After reading this article you will learn about Finance Functions of Business:- 1. Meaning of Finance Function 2. Objectives of Finance Function.
Meaning of Finance Function:
“Finance is that administrative area or set of administrative functions in an organisation which relate with the arrangement of cash and credit, so that the organisation may have the means to carry out its objectives as satisfactorily as possible.”
It has been said that a businessman takes money to make money. This is not true. The statement needs correction. If you have money, and you manage it properly, you will make more money. This means management of finance is necessary for all.

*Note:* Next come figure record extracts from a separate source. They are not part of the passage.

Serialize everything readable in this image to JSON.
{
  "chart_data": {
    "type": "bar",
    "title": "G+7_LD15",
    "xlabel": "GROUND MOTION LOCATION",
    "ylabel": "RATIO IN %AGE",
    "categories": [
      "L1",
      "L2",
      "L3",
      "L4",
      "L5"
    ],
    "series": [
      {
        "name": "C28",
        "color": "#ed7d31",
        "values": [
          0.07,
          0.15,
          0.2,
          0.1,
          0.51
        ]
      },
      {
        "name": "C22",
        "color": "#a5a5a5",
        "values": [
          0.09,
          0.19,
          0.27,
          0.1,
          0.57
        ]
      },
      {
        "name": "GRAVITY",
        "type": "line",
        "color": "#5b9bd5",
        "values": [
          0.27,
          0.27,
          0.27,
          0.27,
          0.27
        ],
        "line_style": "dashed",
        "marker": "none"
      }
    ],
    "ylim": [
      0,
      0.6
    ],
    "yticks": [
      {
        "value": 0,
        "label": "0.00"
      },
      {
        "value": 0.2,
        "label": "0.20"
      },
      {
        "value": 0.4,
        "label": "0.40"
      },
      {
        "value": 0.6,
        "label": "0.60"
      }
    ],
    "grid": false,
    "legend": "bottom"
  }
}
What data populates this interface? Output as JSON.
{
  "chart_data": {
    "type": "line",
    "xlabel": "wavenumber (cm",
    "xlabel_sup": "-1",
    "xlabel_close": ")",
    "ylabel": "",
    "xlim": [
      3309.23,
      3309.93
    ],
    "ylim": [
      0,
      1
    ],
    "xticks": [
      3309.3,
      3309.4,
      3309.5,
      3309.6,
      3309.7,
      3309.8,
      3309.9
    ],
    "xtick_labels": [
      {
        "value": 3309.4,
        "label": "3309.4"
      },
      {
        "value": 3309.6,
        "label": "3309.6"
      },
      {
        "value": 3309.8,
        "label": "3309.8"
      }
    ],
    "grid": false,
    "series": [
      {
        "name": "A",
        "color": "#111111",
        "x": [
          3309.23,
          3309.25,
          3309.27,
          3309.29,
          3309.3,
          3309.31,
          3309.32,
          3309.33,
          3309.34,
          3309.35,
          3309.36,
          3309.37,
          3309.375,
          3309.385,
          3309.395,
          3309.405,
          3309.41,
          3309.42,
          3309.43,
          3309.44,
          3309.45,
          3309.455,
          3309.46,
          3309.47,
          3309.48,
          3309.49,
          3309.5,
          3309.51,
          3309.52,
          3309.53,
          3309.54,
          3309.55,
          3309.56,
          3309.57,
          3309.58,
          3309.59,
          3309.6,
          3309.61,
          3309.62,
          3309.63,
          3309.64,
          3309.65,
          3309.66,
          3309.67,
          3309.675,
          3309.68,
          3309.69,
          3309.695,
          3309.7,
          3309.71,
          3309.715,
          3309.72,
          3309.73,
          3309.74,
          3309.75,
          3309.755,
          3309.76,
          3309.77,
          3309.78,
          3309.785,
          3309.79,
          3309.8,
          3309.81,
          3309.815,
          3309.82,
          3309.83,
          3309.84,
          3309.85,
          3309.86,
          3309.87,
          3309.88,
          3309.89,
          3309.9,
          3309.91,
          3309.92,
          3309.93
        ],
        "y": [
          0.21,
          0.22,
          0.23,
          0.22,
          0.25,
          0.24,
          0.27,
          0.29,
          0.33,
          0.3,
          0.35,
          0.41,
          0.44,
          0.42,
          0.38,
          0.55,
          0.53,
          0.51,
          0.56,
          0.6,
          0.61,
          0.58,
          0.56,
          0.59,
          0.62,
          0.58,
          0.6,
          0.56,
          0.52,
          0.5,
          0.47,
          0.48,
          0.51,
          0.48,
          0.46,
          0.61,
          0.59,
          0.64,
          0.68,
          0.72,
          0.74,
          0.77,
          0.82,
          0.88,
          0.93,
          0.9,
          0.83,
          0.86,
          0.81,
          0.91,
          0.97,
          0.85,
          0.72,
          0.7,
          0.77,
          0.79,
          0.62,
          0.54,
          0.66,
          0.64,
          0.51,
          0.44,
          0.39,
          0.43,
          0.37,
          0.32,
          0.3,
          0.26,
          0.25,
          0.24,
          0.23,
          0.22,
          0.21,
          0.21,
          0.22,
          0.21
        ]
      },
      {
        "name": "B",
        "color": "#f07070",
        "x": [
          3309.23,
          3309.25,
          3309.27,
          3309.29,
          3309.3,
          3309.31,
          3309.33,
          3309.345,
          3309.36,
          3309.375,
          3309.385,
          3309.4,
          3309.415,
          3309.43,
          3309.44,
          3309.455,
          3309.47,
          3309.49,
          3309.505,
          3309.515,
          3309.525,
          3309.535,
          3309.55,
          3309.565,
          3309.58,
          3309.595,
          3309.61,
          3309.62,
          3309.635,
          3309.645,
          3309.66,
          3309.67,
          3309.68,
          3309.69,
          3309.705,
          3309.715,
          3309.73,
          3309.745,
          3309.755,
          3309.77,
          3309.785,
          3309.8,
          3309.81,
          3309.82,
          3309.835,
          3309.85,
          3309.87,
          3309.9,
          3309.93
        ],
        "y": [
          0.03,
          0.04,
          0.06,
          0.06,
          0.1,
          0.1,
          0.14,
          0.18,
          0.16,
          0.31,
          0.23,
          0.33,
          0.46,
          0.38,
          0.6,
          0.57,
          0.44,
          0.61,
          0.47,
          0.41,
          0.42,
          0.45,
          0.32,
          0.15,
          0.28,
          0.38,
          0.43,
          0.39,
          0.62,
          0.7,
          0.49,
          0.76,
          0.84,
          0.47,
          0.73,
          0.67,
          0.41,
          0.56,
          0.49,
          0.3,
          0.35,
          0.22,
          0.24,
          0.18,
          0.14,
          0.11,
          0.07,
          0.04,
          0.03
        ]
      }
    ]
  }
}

Objectives of Finance Function:
Funds are obtained for investment in business. These funds must be duly protected and conserved. We must make maximum use of these funds. There are twin objectives, namely, profitability and liquidity of funds. These are conflicting and finance executives must secure the balance and optimize the utilisation of funds.
The major objectives of finance function or financial management are:
1. Procurement of money needed by business;
2. Keeping and increasing the invested money through sound financial policies and programme; and
3. Generating income or profit for the business.
Business finance usually involves the following vital functions:
1. Financial planning, forecasting of cash receipts and disbursements — cash flow statement;
2. Raising of funds, either equity capital or fixed interest capital which includes both preference share capital and loan capital (securing of funds);
3. Use and allocation of funds (administration of funds); and
4. Financial controls (budgets and other controls).
Please note that wise and integrated approach in financial management alone can accomplish both productivity (maximum wealth) and satisfaction.
Comments:
1. Problems of raising capital funds and problems of managing assets are the two sides of the same coin.
2. While raising additional capital from different sources there are seven aspects demanding careful consideration:
(i) Cost of raising capital;
(ii) Compulsory periodical cash payment for the use of capital;
(iii) Period for the use of capital;
(iv) Control to be sacrificed;
(v) Restrictions on managerial freedom;
(vi) Collateral security-pledge/ mortgages; and
(vii) Convenience in securing funds.